Sunday, January 15, 2012

What's a parent to do when junior chooses to live in a tent?

What's a parent to do when junior chooses to live in a tent?



By Petula Dvorak

YOUR precious children? The ones who had violin lessons and SAT tutors and years of orthodontia and organic lunches? They are now sleeping under tarps, in the mud, rain and frigid temperatures, in an encampment that is home to an epic urban rat infestation. And their new neighbours are a sizeable portion of America's hardcore homeless population. Next week, hordes of them plan to Occupy Congress, a protest that could spark confrontations with the US Capitol Police and lead to arrests.

They eat donated or dumpster-scavenged food - peanut butter, bread and doughnuts (sorry, Hostess, no Twinkies) were lunch the other day - or they may even go on a hunger strike.

Take that, helicopter parents.

These are the mothers and fathers who demanded laws for bicycle helmets, car seats and warning labels on every plastic bag and bucket in the universe. They had the home number of every teacher from preschool to college. And they've even been known to call up their grown kids' new bosses after junior didn't get a promotion.

But what happens when these highly groomed offspring go off and join the hundreds living in the Occupy movement camps? To whom do you file a complaint? Who gets the irate phone call? 'She still keeps asking me to come home. I get the calls. And the texts. Every day,' answered one 18-year-old Occupier in Washington's McPherson Square.

The camps are full of a wide range of ages and socioeconomic backgrounds, sure. But the movement's biggest population and primary strategists are the 20- something Millennials forever burdened with their parents' insistence on participation trophies for every team member.

So now the Occuparents find themselves struggling with whether to support their child's participation in a sweeping, political protest movement and the fact that their cul-de-sac kids are living in total squalor.

Sam Jewler, one of the four protesters who staged a dramatic hunger strike in the name of DC voting rights, fasted for 11 days - until his parents nagged him into eating.

His dad, Bethesda resident Leonard Jewler, was featured in a Marc Fisher blog post years ago when he tried to answer parental school angst with a data analysis of whether kids from DC public schools ascend to the same calibre of colleges as kids who went to private schools.

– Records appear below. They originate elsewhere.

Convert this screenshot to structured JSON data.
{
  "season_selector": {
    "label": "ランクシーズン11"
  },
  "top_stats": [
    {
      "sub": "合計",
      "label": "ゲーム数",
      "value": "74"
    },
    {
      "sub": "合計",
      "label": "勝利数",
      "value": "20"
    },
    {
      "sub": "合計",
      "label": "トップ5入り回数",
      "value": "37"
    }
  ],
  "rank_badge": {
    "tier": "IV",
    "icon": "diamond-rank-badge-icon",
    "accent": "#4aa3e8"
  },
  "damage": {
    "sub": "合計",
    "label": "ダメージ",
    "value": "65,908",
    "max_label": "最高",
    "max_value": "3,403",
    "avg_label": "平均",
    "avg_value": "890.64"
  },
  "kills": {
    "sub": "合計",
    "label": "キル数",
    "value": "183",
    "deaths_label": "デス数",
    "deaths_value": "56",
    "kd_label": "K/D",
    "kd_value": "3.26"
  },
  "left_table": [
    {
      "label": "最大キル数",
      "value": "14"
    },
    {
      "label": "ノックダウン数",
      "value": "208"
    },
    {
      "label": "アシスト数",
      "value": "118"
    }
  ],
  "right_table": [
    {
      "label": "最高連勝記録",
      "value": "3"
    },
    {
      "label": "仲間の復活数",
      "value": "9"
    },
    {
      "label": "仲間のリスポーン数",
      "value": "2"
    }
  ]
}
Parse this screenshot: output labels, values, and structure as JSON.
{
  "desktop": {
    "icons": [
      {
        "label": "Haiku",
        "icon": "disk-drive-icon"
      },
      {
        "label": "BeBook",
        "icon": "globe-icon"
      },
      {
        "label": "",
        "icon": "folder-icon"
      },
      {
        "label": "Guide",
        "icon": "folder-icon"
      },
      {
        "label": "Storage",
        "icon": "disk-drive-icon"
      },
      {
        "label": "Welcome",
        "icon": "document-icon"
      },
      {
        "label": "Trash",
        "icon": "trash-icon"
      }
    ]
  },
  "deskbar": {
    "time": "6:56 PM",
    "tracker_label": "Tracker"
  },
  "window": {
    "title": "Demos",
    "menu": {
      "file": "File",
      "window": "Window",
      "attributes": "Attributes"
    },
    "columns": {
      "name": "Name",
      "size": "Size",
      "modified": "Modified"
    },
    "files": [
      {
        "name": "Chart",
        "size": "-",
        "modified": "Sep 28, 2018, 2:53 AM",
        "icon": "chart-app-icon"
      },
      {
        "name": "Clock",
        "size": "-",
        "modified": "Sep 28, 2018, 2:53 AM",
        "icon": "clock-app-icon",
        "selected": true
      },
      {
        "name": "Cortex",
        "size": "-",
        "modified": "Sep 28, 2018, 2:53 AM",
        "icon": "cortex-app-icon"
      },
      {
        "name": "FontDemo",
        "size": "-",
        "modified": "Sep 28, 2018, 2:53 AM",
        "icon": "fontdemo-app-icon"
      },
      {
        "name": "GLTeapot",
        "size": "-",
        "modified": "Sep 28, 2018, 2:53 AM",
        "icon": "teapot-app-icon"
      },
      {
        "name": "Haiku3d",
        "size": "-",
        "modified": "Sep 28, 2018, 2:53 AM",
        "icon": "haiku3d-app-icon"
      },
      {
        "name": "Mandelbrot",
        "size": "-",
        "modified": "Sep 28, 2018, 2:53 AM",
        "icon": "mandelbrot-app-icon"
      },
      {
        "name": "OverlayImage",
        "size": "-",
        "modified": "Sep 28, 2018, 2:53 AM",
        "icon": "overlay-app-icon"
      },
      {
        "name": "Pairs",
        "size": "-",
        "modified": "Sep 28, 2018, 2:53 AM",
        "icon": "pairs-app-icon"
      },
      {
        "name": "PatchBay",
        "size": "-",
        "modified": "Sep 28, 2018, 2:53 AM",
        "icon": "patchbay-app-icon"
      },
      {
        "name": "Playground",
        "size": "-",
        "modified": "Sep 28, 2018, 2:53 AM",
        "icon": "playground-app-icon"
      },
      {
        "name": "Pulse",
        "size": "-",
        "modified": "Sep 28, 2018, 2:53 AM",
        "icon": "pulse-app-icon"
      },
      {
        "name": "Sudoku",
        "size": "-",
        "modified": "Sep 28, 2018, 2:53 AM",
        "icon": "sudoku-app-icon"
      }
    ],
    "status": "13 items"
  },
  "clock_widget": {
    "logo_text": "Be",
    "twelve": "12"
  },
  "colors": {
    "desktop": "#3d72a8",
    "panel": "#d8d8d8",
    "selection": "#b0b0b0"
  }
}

After enough carping from the parents, young Jewler said he broke his fast last month with a glass of coconut juice and a bowl of miso broth.

'I was feeling pretty much the same way I was the last week, but my parents were becoming increasingly distressed,' Sam told The Post's Tim Craig. 'I didn't feel like it was fair anymore to put that burden on them.'

Eat. EAT!

SURE, there are some protesters whose parents are closing the door on them over this. One said his folks made it clear he doesn't have a home to come back to. Or there are guys like Chris, 18, who left his home in Maine 'pretty much because of my dad'. But for the most part, Occuparents aren't philosophically opposed to protesting. It's not the pearl-clutching that the hippies' parents did in the 1960s.

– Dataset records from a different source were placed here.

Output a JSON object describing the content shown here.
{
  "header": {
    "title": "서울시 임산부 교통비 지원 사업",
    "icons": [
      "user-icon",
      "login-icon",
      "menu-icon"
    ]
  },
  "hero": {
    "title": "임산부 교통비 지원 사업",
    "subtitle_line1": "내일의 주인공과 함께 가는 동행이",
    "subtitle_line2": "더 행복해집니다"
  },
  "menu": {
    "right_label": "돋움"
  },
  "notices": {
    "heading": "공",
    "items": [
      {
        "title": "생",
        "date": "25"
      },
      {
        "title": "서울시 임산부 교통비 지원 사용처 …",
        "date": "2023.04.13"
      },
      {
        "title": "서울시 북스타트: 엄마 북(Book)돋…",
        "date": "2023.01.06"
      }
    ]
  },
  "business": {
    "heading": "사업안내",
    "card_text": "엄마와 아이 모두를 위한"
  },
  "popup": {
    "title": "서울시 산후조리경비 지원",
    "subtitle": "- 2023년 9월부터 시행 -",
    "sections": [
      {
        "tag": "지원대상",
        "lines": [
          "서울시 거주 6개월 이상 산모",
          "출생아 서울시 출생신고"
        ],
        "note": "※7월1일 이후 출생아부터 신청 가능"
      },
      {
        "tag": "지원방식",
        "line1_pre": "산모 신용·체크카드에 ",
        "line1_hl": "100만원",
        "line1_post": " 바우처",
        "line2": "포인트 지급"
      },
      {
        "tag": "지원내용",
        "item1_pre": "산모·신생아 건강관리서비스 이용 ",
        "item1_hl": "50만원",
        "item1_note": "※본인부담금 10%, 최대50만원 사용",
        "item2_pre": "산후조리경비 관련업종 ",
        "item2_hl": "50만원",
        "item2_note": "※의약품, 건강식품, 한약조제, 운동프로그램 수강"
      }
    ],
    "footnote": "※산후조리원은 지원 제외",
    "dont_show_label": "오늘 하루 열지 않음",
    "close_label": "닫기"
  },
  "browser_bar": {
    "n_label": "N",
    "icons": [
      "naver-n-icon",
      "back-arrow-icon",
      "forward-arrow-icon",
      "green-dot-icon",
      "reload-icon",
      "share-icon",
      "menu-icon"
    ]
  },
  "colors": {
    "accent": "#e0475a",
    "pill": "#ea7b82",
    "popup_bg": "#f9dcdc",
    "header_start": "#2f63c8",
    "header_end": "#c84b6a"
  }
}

But it's just so, ick, out there.

'My mum thinks I'm insane. She keeps hoping I'll wake up some day. She's the one who needs to wake up!' said Rooj Alwazir, 23, who grew up in the Tysons Corner area and has to explain the Occupy movement almost daily to her 63-year-old mother.

The other day, she posted online that she's about to go 'Dumpster Diving for Occupy DC!' Her sister shot back, asking her why she had to go dumpster diving when she has a home and food and family so close by.

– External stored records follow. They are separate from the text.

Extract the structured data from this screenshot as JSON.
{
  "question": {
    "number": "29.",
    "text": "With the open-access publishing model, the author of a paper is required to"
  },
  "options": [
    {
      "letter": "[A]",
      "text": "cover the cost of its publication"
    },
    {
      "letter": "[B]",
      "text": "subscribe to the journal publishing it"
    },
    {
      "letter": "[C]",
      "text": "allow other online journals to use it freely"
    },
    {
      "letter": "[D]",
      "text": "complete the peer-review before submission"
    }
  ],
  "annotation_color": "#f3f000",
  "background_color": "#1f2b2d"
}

'They just don't get it,' said Rooj, who was laid off from a marketing job and hasn't been able to find work since.

Her 71-year-old father, a historian and poet, is down with the cause, she said. But he largely stays away from the tent city his daughter now calls home.

Mrs Annie Storr, however, has taken a full-immersion approach.

I met her the night that police encircled the camp last month and tore down a barn protesters built at one of the Washington camps. She was running along the line of the police barricade, trying to keep tabs on her son, Eli, and the other protesters being flex-cuffed.

'Eli has been arrested,' announced Mrs Storr, who stood out in the crowd like an L.L. Bean model at an Amsterdam body piercing convention.

At that point, her 20-year-old son had been at McPherson Square for just over two months. And she had visited him at least 45 of those days. She'd volunteered in the camp kitchen. And she'd spent one night in the camps. 'Just one,' she explained, grabbing her back.

Logistically, the visits were easy, since she works just a few blocks away, at the Corcoran College of Art + Design.

Extreme helicopter parenting? Maybe.

But Mrs Storr is also a Quaker, so peaceful protest jibes with her beliefs. And she decided to immerse herself in the protests after getting to know the folk there and deciding that most of them are righteous.

Yes, she is proud of him, she told me. But no, it's not easy to see your kid live in a tent, and even harder to see him hauled off to jail.

She walked over to the police officers to tell them her son had been arrested and 'Hi, I'm Annie' and to just thank them - ahead of time - for treating the arrestees well.

All she got was a stone face from the cops. Deadpan.

That's okay. Any parent is used to that face, right?